Кто-то скажет, что нет, это всё была большая ошибка, и меня туда обманом втянули. Такие тоже говорили, что я был молодой пацан, меня просто отправили, не надо было туда ехать. И вообще это была всё какая-то подстава, которая изменила меня навсегда не в лучшую сторону, например.

То есть всё это было, да. Я не могу сказать, что единая была какая-то позиция. У всех было по-разному, да. Кто-то говорил вот, да, что зря это всё. Другие говорили, что хорошо, что это было, мы были правы.

Но что можно сказать по поводу чеченских войн — что она, конечно, и была, и есть очень плохо осмыслена, мне кажется, в российской культуре. И какого-то вот этого понимания того… ну, не то что понимания, а позиции, что это было зря — вот это вот действительно встречается довольно редко. И были люди, которые в интервью говорили, что зря мы туда полезли, условно говоря. Это вот цитата.

Но это непопулярная позиция, и большинство всё равно считало, что это, может быть, плохими какими-то методами, жестокими и так далее было сделано, но это нужно было типа сделать. Вот я бы так суммировал, наверное.

В 2018 году вы организовали фестиваль партизанского уличного искусства «Карт-бланш». Расскажите, в чём была его главная идея.

— Фестиваль «Карт-бланш» появился в 2018 году в Екатеринбурге благодаря мне и моим друзьям-художникам, коллегам. Мы его организовали, потому что где-то по состоянию 2016–2017 года в России — и это многие чувствовали — сформировалась ситуация кризиса в уличном искусстве, в фестивальном уличном искусстве.

Фестивалей было много, но они стали… многие из них были как бы или были, или стали какими-то такими очень декоративными, поверхностными, пустыми по содержанию, неинтересными. Они почти все были согласованы.

И я помню, как это было. Типа в 2017 году мы просто сидели с друзьями на кухне у одного из художников и обсуждали, что, может, мы сами сделаем, раз нам не нравится, что происходит в нашей культуре на данный момент? То мы можем сами сделать и показать, как надо, условно говоря.

Вот в Екатеринбурге на тот момент уже 8 лет существовал фестиваль «Стенограффия». И мы решили, что конкуренция — это хорошо. Я тоже… вот это моя позиция, что в любой сфере конкуренция — это хорошо.

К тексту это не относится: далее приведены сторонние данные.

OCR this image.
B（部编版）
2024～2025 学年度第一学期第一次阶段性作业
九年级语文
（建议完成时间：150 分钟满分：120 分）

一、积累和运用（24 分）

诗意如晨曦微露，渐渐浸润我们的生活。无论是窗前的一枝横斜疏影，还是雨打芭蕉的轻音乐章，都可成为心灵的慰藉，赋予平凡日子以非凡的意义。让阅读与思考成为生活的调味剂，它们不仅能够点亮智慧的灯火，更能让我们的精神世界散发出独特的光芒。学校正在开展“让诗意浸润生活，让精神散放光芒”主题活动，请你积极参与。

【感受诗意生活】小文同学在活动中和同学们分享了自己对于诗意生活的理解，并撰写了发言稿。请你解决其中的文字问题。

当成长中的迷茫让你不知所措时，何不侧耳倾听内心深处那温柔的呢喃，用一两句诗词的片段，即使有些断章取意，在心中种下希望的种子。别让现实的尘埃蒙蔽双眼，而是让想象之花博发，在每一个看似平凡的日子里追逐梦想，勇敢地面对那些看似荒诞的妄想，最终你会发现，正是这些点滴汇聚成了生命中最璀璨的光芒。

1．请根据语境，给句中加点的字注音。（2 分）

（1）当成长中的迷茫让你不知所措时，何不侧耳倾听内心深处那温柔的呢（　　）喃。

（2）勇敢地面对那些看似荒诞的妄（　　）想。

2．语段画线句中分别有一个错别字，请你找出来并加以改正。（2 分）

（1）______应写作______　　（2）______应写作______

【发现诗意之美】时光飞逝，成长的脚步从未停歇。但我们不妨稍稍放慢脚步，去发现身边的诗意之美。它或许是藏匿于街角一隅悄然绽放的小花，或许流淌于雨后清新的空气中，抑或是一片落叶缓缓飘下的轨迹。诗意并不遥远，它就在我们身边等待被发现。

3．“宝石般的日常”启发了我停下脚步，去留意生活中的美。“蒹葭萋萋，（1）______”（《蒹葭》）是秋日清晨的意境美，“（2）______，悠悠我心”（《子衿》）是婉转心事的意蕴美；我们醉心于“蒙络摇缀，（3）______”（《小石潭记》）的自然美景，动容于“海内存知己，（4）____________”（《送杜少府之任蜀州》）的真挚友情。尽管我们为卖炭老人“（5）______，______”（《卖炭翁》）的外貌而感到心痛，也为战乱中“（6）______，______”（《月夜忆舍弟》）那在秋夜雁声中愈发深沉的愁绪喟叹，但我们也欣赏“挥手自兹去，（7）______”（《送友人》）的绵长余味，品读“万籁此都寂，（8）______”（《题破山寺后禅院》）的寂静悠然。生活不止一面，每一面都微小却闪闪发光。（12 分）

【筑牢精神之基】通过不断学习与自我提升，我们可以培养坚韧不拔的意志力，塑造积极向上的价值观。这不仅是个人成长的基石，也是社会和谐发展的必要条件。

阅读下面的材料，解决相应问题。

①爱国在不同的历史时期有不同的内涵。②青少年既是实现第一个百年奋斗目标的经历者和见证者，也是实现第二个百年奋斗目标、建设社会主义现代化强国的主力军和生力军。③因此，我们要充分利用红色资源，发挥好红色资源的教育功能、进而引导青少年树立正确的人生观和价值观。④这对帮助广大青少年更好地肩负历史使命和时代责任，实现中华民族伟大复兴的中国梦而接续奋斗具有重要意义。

И мы решили, что той же находящейся в застое «Стенограффии», официальной, легальной и такой очень на тот момент очень декоративной — вот мы решили, что им не помешает конкурент. И мы сделали фестиваль, который полностью как бы был противоположен им.

То есть мы не стремились делать красивые картинки, мы не стремились к сотрудничеству с властями и никогда не сотрудничали ни с какими администрациями и так далее. У нас не было спонсоров.

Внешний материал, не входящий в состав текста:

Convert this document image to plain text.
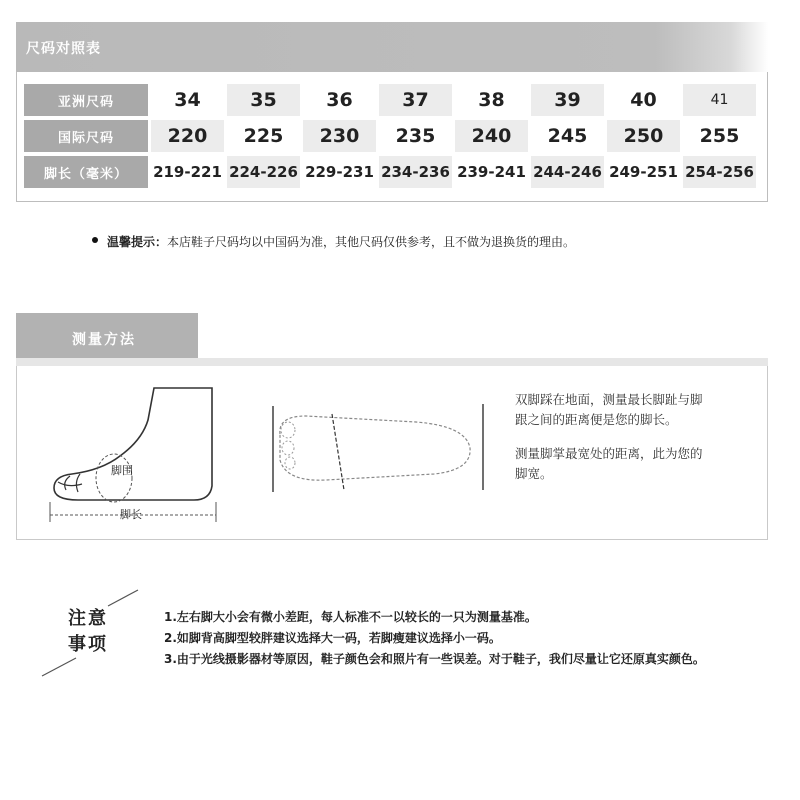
尺码对照表
亚洲尺码	34	35	36	37	38	39	40	41
国际尺码	220	225	230	235	240	245	250	255
脚长（毫米）	219-221	224-226	229-231	234-236	239-241	244-246	249-251	254-256
温馨提示：本店鞋子尺码均以中国码为准，其他尺码仅供参考，且不做为退换货的理由。
测量方法
脚围
脚长
双脚踩在地面，测量最长脚趾与脚
跟之间的距离便是您的脚长。
测量脚掌最宽处的距离，此为您的
脚宽。
注意
事项
1.左右脚大小会有微小差距，每人标准不一以较长的一只为测量基准。
2.如脚背高脚型较胖建议选择大一码，若脚瘦建议选择小一码。
3.由于光线摄影器材等原因，鞋子颜色会和照片有一些误差。对于鞋子，我们尽量让它还原真实颜色。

И да, у нас по сути все работы были сделаны нелегально — то есть никогда мы ни у кого разрешения не просили, только в единичных случаях, когда художнику удавалось договориться с каким-нибудь владельцем конкретной стены, какого-нибудь там гаража, условно говоря, это по инициативе самого художника.

Вот для нас вот эта нелегальность — это было средство, а не цель. А цель была в том, чтобы художники самовыражались максимально свободно и без каких-либо ограничений по темам, по форматам, ни по чему.

Это приводило к конфликтам между художниками и жителями, и между художниками и художниками, между художниками и организаторами это были конфликты. Но да, вот наша позиция была такова, что мы давали полную свободу художникам, поэтому фестиваль назывался «Карт-бланш» — полная свобода действий, белая карта.

Ну и существовал он как бы на средства либо организаторов, либо потом уже краудфандинга. Мы продавали работы художников и собирали деньги на проведение новых фестивалей. И у нас эта модель работала.

И в 2022 году мы провели последний фестиваль, который был как такой торрент-фестиваль. Мы его разбросали по разным городам и странам, когда местные активисты, скажем так, наши друзья согласились позвать своих друзей тоже, художников, и что-то там сделать. Вот мы их поддержали финансово, информационно, как смогли.

И потом на этом всё. То есть фестиваль после этого поставился на паузу, закрылся — как хотите. Ушёл в долгий отпуск по понятным причинам, потому что уже творить что-либо непоцензурно, свободно в России стало невозможно. Ну а нам хотелось бы продолжать делать этот фестиваль в Екатеринбурге, но нас там уже многих нет, и фестиваль там уже невозможен.

Можете назвать самые яркие работы фестиваля?

— Там у нас несколько сотен, у нас около 400 работ было сделано за 5 лет. И как-то так даже в голову сразу что-то не приходит. Ну, допустим, не знаю, решётка Игоря Поносова, который договорился с одним из жителей первых этажей в Екатеринбурге в одном из домов панельных. И на первом этаже они сделали решётку на окна в виде таких шторок. То есть она настоящая, из металла сделанная, приваренная, смонтированная, но там не закрыто, а наоборот такие открытые шторки.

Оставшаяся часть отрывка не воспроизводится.